The evidence and the hearing
  1. In addition to the Grounds for each side I was provided with the correspondence between 22 October 2015 and the hearing and the relevant judicial review and detention documentation, including the records of the Claimant’s interviews and the detention reviews, correspondence with the Metropolitan Police regarding the ongoing investigation for the perjury trial as well as counsel’s note for the criminal trial.
  2. At the start of the hearing I indicated to both parties’ counsel that it was unacceptable for parties, in defiance of PD54A paragraph 15 and the Administrative Court Judicial Review Guide, (and in this case also of a specific Order of the Court) to fail to serve a skeleton argument. Even where the parties’ cases are adequately (and succinctly) set out in their Grounds, the court requires and is very much assisted by a skeleton which confirms the issues for the court, provides a reading list by reference to the hearing bundle and an estimate of reading time, together with an updated estimate of time needed for the hearing, including judgment where appropriate.

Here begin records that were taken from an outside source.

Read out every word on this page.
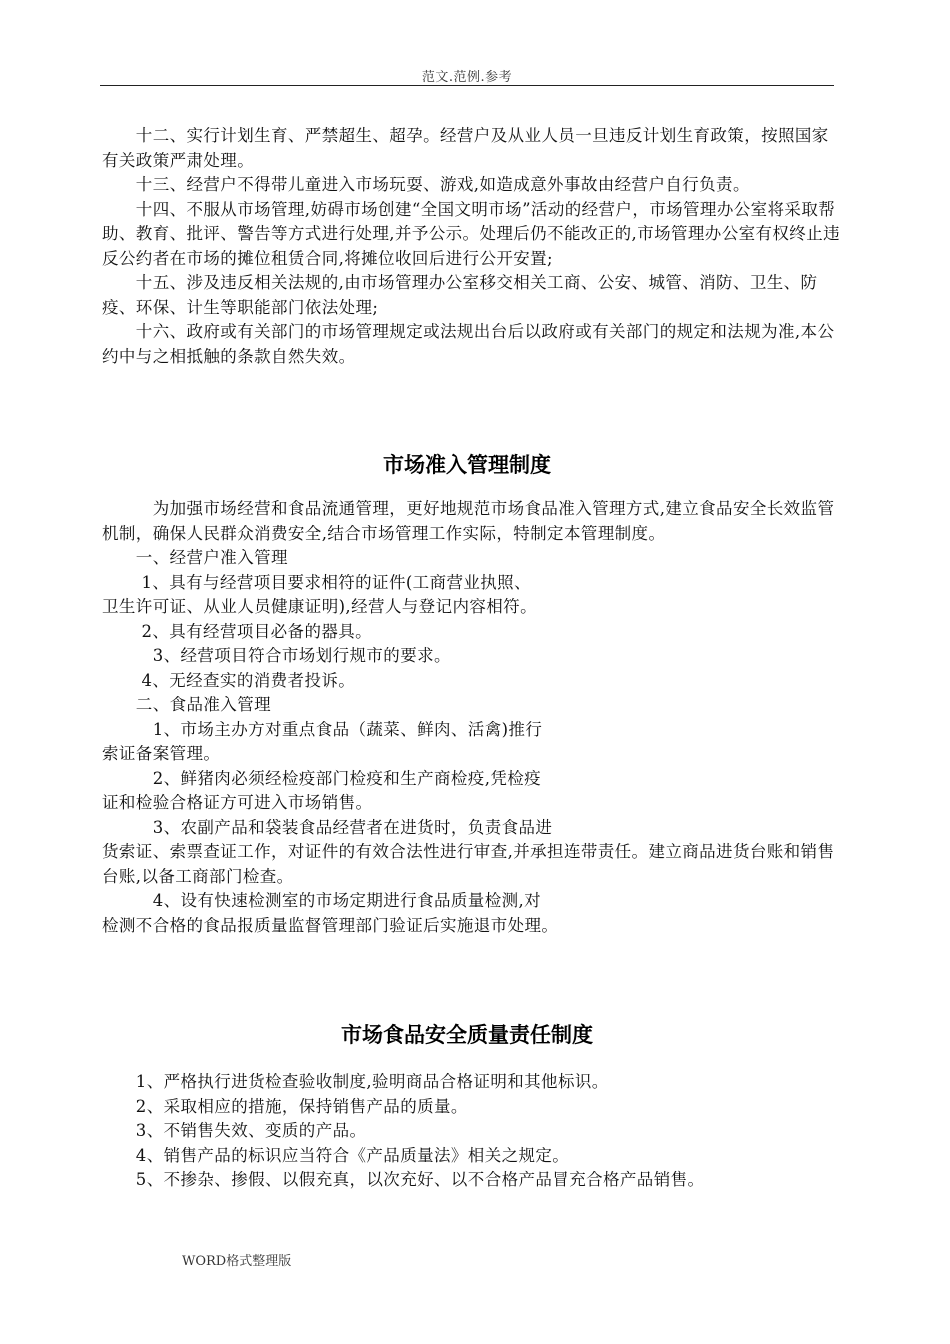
范文.范例.参考

　　十二、实行计划生育、严禁超生、超孕。经营户及从业人员一旦违反计划生育政策，按照国家有关政策严肃处理。

　　十三、经营户不得带儿童进入市场玩耍、游戏,如造成意外事故由经营户自行负责。

　　十四、不服从市场管理,妨碍市场创建“全国文明市场”活动的经营户，市场管理办公室将采取帮助、教育、批评、警告等方式进行处理,并予公示。处理后仍不能改正的,市场管理办公室有权终止违反公约者在市场的摊位租赁合同,将摊位收回后进行公开安置;

　　十五、涉及违反相关法规的,由市场管理办公室移交相关工商、公安、城管、消防、卫生、防疫、环保、计生等职能部门依法处理;

　　十六、政府或有关部门的市场管理规定或法规出台后以政府或有关部门的规定和法规为准,本公约中与之相抵触的条款自然失效。

市场准入管理制度

　　　为加强市场经营和食品流通管理，更好地规范市场食品准入管理方式,建立食品安全长效监管机制，确保人民群众消费安全,结合市场管理工作实际，特制定本管理制度。

　　一、经营户准入管理

　　 1、具有与经营项目要求相符的证件(工商营业执照、

卫生许可证、从业人员健康证明),经营人与登记内容相符。

　　 2、具有经营项目必备的器具。

　　　3、经营项目符合市场划行规市的要求。

　　 4、无经查实的消费者投诉。

　　二、食品准入管理

　　　1、市场主办方对重点食品（蔬菜、鲜肉、活禽)推行

索证备案管理。

　　　2、鲜猪肉必须经检疫部门检疫和生产商检疫,凭检疫

证和检验合格证方可进入市场销售。

　　　3、农副产品和袋装食品经营者在进货时，负责食品进

货索证、索票查证工作，对证件的有效合法性进行审查,并承担连带责任。建立商品进货台账和销售台账,以备工商部门检查。

　　　4、设有快速检测室的市场定期进行食品质量检测,对

检测不合格的食品报质量监督管理部门验证后实施退市处理。

市场食品安全质量责任制度

　　1、严格执行进货检查验收制度,验明商品合格证明和其他标识。

　　2、采取相应的措施，保持销售产品的质量。

　　3、不销售失效、变质的产品。

　　4、销售产品的标识应当符合《产品质量法》相关之规定。

　　5、不掺杂、掺假、以假充真，以次充好、以不合格产品冒充合格产品销售。

WORD格式整理版
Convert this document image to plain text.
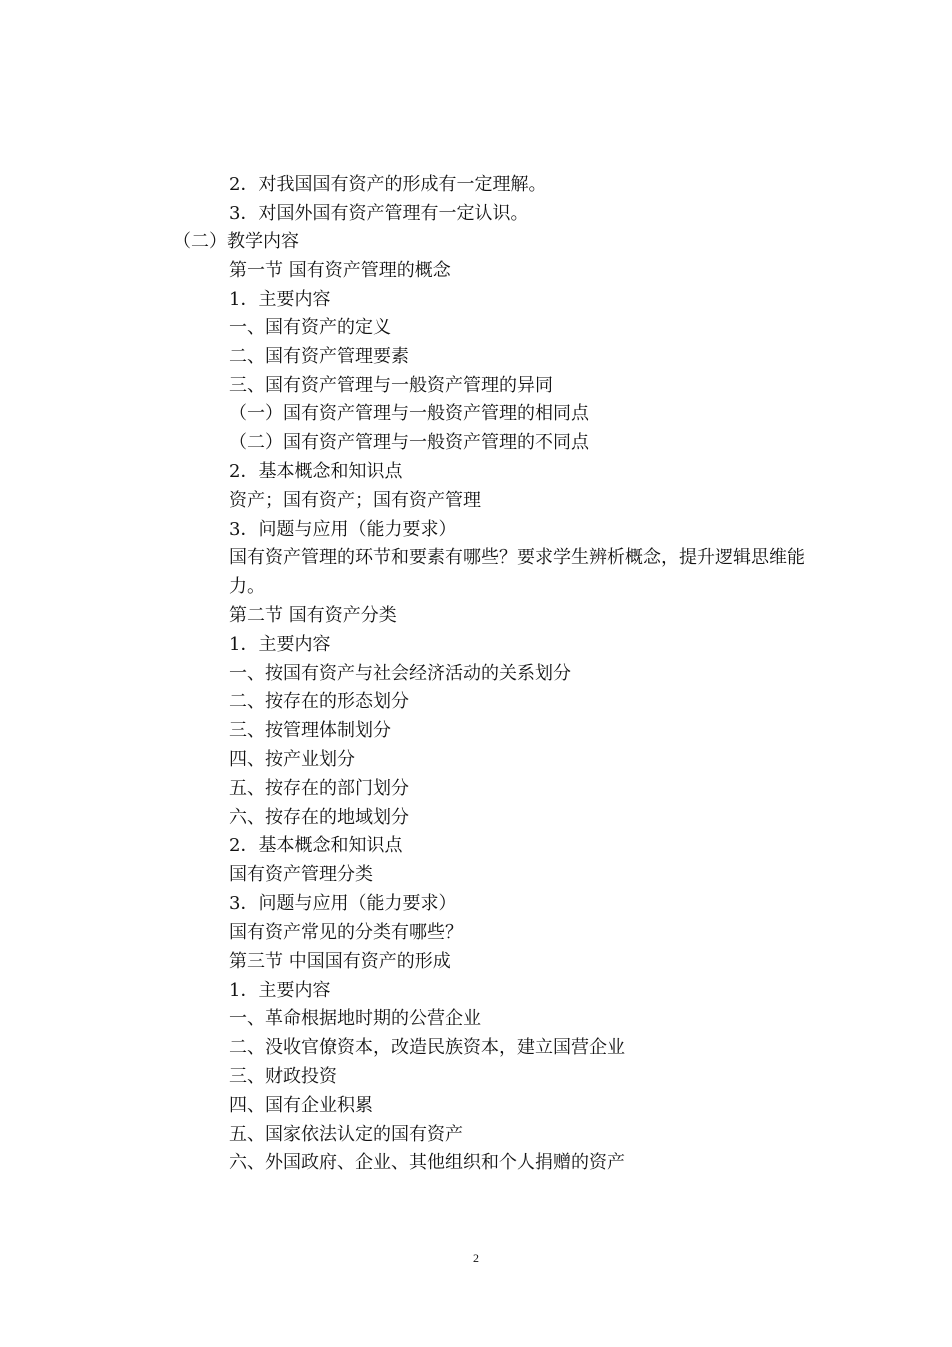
2．对我国国有资产的形成有一定理解。
3．对国外国有资产管理有一定认识。
（二）教学内容
第一节 国有资产管理的概念
1．主要内容
一、国有资产的定义
二、国有资产管理要素
三、国有资产管理与一般资产管理的异同
（一）国有资产管理与一般资产管理的相同点
（二）国有资产管理与一般资产管理的不同点
2．基本概念和知识点
资产；国有资产；国有资产管理
3．问题与应用（能力要求）
国有资产管理的环节和要素有哪些？要求学生辨析概念，提升逻辑思维能
力。
第二节 国有资产分类
1．主要内容
一、按国有资产与社会经济活动的关系划分
二、按存在的形态划分
三、按管理体制划分
四、按产业划分
五、按存在的部门划分
六、按存在的地域划分
2．基本概念和知识点
国有资产管理分类
3．问题与应用（能力要求）
国有资产常见的分类有哪些？
第三节 中国国有资产的形成
1．主要内容
一、革命根据地时期的公营企业
二、没收官僚资本，改造民族资本，建立国营企业
三、财政投资
四、国有企业积累
五、国家依法认定的国有资产
六、外国政府、企业、其他组织和个人捐赠的资产
2
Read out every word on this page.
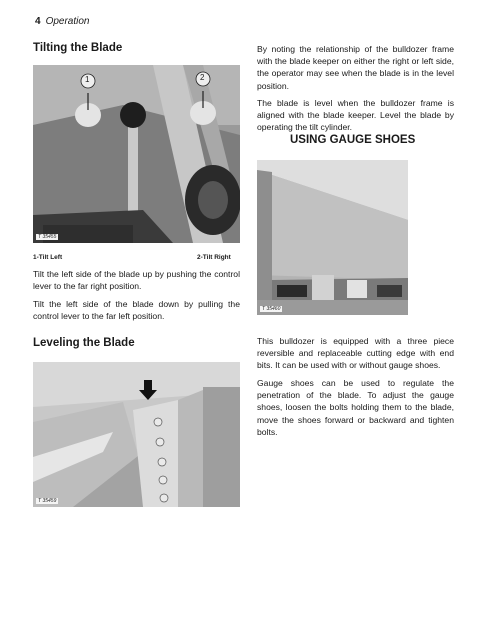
4 Operation
Tilting the Blade
1	2
T 35455
1-Tilt Left	2-Tilt Right

Tilt the left side of the blade up by pushing the control lever to the far right position.

Tilt the left side of the blade down by pulling the control lever to the far left position.

Leveling the Blade
T 35459

By noting the relationship of the bulldozer frame with the blade keeper on either the right or left side, the operator may see when the blade is in the level position.

The blade is level when the bulldozer frame is aligned with the blade keeper. Level the blade by operating the tilt cylinder.

USING GAUGE SHOES
T 35460

This bulldozer is equipped with a three piece reversible and replaceable cutting edge with end bits. It can be used with or without gauge shoes.

Gauge shoes can be used to regulate the penetration of the blade. To adjust the gauge shoes, loosen the bolts holding them to the blade, move the shoes forward or backward and tighten bolts.
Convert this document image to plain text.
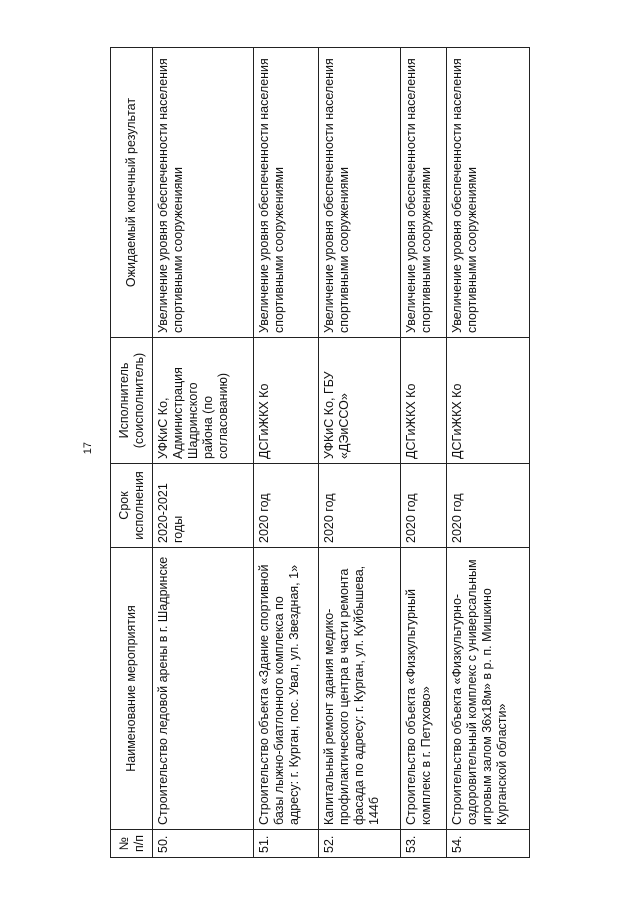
17
№ п/п	Наименование мероприятия	Срок исполнения	Исполнитель (соисполнитель)	Ожидаемый конечный результат
50.	Строительство ледовой арены в г. Шадринске	2020-2021 годы	УФКиС Ко, Администрация Шадринского района (по согласованию)	Увеличение уровня обеспеченности населения спортивными сооружениями
51.	Строительство объекта «Здание спортивной базы лыжно-биатлонного комплекса по адресу: г. Курган, пос. Увал, ул. Звездная, 1»	2020 год	ДСГиЖКХ Ко	Увеличение уровня обеспеченности населения спортивными сооружениями
52.	Капитальный ремонт здания медико-профилактического центра в части ремонта фасада по адресу: г. Курган, ул. Куйбышева, 144б	2020 год	УФКиС Ко, ГБУ «ДЭиССО»	Увеличение уровня обеспеченности населения спортивными сооружениями
53.	Строительство объекта «Физкультурный комплекс в г. Петухово»	2020 год	ДСГиЖКХ Ко	Увеличение уровня обеспеченности населения спортивными сооружениями
54.	Строительство объекта «Физкультурно-оздоровительный комплекс с универсальным игровым залом 36х18м» в р. п. Мишкино Курганской области»	2020 год	ДСГиЖКХ Ко	Увеличение уровня обеспеченности населения спортивными сооружениями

  3. Service of skeletons, albeit late, might also have assisted as regards the new and unpleaded points upon which the Claimant sought to rely during the course of the hearing. One was a legal case on certification and one a new case on the legality of the initial detention arising from the 28 February disclosure. The Claimant also advanced a case on detention which amounted to a considerable expansion of a very skeletally pleaded point, relying on the 28 February 2017 disclosure. The Defendant objected to these points being run without notice.
  4. I refused to permit the new points to be pursued, there being no adequate explanation for their being brought forward without any application notice, draft amendment or other notice – and the remainder of the hurdles which face late applications to amend not being met. The point which amounted to a late expansion of an existing ground, previously pleaded without any particularisation, I permitted; but subject to the service of supplementary written submissions, which of course has caused some delay in the disposal of this matter.”